Not 30%. Roughly half that. This tool caps the logo at the measured limit for the level you have chosen, and tells you when it has done so. The alternative is a code that looks correct on screen, passes the one test you do at your desk, and then fails on a poster in low light on somebody else's phone.

How it works

  1. Choose what to encode — a link, WiFi network, contact card or plain text
  2. Style it if you want: colours, dot shape, and a logo (the size is capped at the safe limit)
  3. Download SVG for print, or PNG for screens
Why nothing uploads. Every operation on this page happens inside your browser using JavaScript and WebAssembly. Your file is read into memory, processed, and offered back as a download. It is never transmitted. Disconnect from the internet after this page loads and the tool keeps working.
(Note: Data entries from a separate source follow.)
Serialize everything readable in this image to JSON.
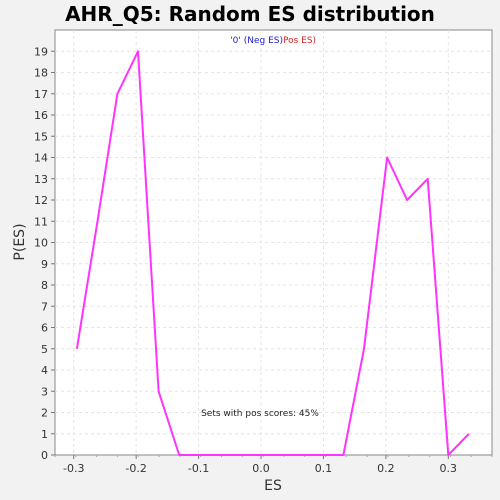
{
  "chart_data": {
    "type": "line",
    "title": "AHR_Q5: Random ES distribution",
    "xlabel": "ES",
    "ylabel": "P(ES)",
    "xlim": [
      -0.33,
      0.37
    ],
    "ylim": [
      0,
      20
    ],
    "x_ticks": [
      -0.3,
      -0.2,
      -0.1,
      0.0,
      0.1,
      0.2,
      0.3
    ],
    "x_tick_labels": [
      "-0.3",
      "-0.2",
      "-0.1",
      "0.0",
      "0.1",
      "0.2",
      "0.3"
    ],
    "y_ticks": [
      0,
      1,
      2,
      3,
      4,
      5,
      6,
      7,
      8,
      9,
      10,
      11,
      12,
      13,
      14,
      15,
      16,
      17,
      18,
      19
    ],
    "y_tick_labels": [
      "0",
      "1",
      "2",
      "3",
      "4",
      "5",
      "6",
      "7",
      "8",
      "9",
      "10",
      "11",
      "12",
      "13",
      "14",
      "15",
      "16",
      "17",
      "18",
      "19"
    ],
    "grid": true,
    "legend": {
      "placement": "top-center",
      "neg_label": "'0' (Neg ES)",
      "pos_label": "Pos ES)",
      "neg_color": "#2222cc",
      "pos_color": "#dd2222"
    },
    "annotation": "Sets with pos scores: 45%",
    "series": [
      {
        "color": "#ff33ff",
        "x": [
          -0.295,
          -0.262,
          -0.23,
          -0.197,
          -0.164,
          -0.131,
          -0.098,
          -0.065,
          -0.033,
          0.0,
          0.033,
          0.066,
          0.099,
          0.132,
          0.165,
          0.202,
          0.234,
          0.267,
          0.3,
          0.333
        ],
        "y": [
          5,
          11,
          17,
          19,
          3,
          0,
          0,
          0,
          0,
          0,
          0,
          0,
          0,
          0,
          5,
          14,
          12,
          13,
          0,
          1
        ]
      }
    ]
  }
}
Frequently asked questions

How big can my logo be before the QR code stops scanning?
At error correction level H, about 15% of the total area for a short URL, rising to roughly 21% for longer data. Not 30%, which is the figure most tools quote. The 30% refers to error-correction codewords, and assumes damage is scattered rather than concentrated in a solid centre square. This tool caps the logo at the measured limit and tells you when it does.
Will this QR code expire or stop working?
No. It is a static code — your data is encoded directly into the pattern. There is no redirect through our servers, nothing to track, and nothing to switch off. Once you have the image it works forever, even if this site disappears. Codes that expire do so because they point at a redirect the generator controls.
Should I download SVG or PNG?
SVG for anything printed. It is true vector, drawn as mathematical paths rather than traced from pixels, so it stays razor sharp from a business card to a billboard. PNG for screens, email and slides. The PNG here is rendered from the same SVG, so the two are always identical.
Why did my code get denser when I raised the error correction level?
Because redundancy costs space. Level H stores roughly twice the recovery data of level L, so the same content needs a bigger symbol. That means more, smaller modules — which is fine on a poster and a problem on a small label. If your code looks too dense, shorten the URL before lowering the correction level.
Can I use light modules on a dark background?
Technically yes, and many scanners handle it. But the specification assumes dark-on-light, and older or cheaper scanners refuse the inverse outright. If the code will be printed and scanned by strangers, keep it dark on light. This tool warns you when you invert it.
What is the quiet zone and why does it matter?
The blank margin around the code. The specification requires at least four modules. Scanners use it to find where the symbol begins — without it, a code printed flush against text or an image edge often will not be detected at all. Four is the minimum, not a suggestion.
Is my data sent anywhere?
No. The code is generated in your browser and the SVG is built in JavaScript. Your WiFi password, contact details or URL never leave the page. You can verify this in your browser's network panel, or by disconnecting from the internet after the page loads.